Hi there, so I had a nice search return but I have a few bits that I don't want in the search. Really all I care about are the HTTP responses of 200 and I don't want to see anything with "WhatsUp/1.0" because that's just noise. Is there a good piece of documentation on this?
Trying to figure out what kind of web traffic is on a really old server that needs to be retired. Also, is there good documentation on this type of practice?

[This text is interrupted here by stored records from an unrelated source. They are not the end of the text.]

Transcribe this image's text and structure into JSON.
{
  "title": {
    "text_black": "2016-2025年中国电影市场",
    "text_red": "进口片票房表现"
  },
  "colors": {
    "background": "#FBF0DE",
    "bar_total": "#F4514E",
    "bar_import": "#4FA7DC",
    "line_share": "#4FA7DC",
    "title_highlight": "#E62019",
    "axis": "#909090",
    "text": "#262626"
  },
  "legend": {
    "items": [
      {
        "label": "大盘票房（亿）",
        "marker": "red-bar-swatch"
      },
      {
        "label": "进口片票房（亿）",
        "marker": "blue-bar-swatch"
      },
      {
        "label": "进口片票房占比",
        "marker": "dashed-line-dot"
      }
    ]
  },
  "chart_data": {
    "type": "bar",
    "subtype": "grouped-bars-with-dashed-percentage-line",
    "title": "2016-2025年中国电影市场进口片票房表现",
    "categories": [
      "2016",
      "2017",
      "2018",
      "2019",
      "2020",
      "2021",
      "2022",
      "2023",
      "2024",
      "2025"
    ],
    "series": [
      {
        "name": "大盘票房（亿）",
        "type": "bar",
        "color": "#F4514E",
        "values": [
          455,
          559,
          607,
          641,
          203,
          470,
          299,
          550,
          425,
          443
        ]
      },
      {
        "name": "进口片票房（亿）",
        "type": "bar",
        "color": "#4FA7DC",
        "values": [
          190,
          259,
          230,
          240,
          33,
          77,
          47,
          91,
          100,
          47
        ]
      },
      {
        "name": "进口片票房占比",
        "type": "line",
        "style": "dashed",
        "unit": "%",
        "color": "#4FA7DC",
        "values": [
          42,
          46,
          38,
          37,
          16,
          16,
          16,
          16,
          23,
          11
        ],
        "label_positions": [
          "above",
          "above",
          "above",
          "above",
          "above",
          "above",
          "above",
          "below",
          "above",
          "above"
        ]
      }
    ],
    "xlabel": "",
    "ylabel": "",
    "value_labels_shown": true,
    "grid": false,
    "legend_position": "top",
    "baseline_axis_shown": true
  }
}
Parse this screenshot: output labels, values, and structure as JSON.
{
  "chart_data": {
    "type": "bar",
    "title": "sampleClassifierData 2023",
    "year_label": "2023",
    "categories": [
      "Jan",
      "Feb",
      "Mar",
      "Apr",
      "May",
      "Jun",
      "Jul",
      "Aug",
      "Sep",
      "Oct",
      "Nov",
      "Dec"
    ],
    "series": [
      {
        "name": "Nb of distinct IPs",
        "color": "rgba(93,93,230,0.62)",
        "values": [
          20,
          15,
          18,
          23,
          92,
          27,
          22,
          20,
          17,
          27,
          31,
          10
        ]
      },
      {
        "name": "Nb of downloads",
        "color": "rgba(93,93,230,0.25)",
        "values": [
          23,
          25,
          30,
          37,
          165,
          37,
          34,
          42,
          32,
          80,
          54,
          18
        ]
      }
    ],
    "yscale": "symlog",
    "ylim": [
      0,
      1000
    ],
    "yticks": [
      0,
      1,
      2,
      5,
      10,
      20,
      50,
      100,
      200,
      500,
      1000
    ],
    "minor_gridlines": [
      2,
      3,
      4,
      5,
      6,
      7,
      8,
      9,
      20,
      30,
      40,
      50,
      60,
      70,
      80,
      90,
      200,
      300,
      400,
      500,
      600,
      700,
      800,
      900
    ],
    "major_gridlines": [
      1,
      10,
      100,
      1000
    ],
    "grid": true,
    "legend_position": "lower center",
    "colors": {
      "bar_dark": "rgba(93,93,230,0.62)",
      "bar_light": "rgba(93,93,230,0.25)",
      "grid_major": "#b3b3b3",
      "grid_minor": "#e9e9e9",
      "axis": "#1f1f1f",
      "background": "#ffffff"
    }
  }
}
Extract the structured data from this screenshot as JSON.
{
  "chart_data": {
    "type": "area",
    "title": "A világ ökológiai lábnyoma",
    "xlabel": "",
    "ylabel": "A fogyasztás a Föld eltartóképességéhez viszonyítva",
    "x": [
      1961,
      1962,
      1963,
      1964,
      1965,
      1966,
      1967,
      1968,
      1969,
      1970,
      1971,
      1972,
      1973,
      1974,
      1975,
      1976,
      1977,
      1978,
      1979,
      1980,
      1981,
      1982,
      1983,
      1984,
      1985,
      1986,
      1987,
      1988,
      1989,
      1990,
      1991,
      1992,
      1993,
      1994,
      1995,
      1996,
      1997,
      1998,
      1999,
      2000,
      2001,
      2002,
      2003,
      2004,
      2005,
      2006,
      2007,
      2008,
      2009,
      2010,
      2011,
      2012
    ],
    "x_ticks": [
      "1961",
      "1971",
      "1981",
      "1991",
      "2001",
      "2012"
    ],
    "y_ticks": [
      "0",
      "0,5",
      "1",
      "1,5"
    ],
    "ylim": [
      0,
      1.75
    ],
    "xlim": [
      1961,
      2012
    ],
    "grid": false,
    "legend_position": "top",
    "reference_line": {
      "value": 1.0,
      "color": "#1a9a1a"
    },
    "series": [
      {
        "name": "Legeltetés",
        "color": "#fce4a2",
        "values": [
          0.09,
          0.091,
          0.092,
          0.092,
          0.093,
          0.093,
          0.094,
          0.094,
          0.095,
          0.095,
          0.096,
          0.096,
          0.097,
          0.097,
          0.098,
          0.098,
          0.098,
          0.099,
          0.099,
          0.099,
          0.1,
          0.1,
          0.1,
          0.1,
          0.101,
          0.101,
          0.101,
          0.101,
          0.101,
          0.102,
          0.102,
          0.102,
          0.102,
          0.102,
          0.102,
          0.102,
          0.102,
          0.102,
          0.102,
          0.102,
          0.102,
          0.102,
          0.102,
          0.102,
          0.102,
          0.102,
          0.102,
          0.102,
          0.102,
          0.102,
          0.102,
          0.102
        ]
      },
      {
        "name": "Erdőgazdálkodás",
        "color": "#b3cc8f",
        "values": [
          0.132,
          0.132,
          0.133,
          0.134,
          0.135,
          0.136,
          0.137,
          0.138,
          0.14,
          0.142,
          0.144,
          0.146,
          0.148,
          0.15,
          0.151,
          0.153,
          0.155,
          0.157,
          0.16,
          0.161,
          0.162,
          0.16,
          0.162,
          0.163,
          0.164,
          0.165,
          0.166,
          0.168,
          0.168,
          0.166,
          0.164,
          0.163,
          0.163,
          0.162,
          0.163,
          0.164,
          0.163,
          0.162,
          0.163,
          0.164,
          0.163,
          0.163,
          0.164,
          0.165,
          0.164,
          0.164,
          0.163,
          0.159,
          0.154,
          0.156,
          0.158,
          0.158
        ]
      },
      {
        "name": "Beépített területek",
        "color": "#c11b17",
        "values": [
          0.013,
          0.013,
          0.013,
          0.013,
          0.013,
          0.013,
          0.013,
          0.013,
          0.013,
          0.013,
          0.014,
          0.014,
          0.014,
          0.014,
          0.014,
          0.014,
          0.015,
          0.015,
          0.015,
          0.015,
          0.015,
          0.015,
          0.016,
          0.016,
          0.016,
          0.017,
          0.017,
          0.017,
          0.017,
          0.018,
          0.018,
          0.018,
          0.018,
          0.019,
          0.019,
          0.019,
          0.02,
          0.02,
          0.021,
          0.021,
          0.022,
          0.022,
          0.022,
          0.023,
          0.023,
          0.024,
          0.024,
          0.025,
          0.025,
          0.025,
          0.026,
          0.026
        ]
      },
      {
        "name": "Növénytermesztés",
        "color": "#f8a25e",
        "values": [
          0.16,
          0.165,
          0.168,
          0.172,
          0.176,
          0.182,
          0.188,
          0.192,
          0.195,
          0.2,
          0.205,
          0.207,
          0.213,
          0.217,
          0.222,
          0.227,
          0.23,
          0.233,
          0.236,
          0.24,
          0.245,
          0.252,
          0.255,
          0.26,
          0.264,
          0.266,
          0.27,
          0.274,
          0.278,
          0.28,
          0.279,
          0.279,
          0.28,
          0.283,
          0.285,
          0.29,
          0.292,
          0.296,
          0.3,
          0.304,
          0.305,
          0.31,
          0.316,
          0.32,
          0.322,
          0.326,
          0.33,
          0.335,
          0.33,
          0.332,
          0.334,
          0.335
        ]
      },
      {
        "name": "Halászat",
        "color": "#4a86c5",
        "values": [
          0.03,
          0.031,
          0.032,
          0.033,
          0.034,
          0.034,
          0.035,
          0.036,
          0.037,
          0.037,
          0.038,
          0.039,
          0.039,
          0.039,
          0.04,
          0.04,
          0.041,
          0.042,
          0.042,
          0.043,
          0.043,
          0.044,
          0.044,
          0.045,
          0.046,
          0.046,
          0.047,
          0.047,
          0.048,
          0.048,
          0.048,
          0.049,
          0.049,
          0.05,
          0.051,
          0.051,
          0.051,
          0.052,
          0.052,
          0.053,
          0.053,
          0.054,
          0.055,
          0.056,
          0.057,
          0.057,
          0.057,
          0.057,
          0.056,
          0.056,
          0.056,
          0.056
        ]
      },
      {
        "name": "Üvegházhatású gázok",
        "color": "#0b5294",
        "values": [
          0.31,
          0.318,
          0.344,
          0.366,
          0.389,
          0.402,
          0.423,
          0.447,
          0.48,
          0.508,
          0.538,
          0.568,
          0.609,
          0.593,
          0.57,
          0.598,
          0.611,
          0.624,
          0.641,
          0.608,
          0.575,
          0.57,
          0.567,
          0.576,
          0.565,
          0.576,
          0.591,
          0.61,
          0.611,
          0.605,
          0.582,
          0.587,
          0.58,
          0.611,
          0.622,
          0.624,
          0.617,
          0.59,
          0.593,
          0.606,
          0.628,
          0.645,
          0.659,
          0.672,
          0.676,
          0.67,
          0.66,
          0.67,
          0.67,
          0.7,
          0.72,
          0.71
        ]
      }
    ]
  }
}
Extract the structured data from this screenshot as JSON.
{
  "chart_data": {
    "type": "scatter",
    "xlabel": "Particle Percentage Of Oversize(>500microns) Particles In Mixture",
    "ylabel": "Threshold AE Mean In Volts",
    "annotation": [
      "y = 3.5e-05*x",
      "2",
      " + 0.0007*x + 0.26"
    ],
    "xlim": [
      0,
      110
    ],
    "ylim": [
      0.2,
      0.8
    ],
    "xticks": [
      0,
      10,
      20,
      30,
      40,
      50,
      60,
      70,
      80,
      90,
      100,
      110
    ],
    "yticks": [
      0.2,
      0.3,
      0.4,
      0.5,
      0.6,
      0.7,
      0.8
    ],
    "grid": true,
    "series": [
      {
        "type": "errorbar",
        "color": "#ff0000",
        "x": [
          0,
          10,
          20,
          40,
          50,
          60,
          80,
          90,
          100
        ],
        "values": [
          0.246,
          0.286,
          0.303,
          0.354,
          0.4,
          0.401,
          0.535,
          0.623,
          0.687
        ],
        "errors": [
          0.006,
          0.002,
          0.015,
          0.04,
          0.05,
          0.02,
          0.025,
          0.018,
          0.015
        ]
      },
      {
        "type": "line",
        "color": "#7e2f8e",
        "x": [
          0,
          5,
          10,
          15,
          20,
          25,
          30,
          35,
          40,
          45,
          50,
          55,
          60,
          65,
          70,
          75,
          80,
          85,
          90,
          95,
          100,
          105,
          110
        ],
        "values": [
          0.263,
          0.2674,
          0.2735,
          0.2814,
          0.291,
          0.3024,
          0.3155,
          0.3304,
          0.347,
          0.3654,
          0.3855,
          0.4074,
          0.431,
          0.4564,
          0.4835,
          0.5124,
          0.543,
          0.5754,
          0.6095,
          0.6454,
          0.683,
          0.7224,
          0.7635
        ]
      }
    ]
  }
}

You can remove events from search results by specifying filters, preferably in base search like this
index=foo sourcetype=bar http_status=200 NOT ("WhatsUp/1.0")
You can refer to Splunk search tutorial for more examples.
http://docs.splunk.com/Documentation/SplunkCloud/6.6.1/SearchTutorial/Usethesearchlanguage
You can remove events from search results by specifying filters, preferably in base search like this
index=foo sourcetype=bar http_status=200 NOT ("WhatsUp/1.0")
You can refer to Splunk search tutorial for more examples.
http://docs.splunk.com/Documentation/SplunkCloud/6.6.1/SearchTutorial/Usethesearchlanguage
Do you have to specify the source type?
Specifying more metadata field filters (index/host/source/sourcetype etc) in base search can optimize the performance.
Oh I see, it looks like status= not http_status This looks good! Thank you for the documentation!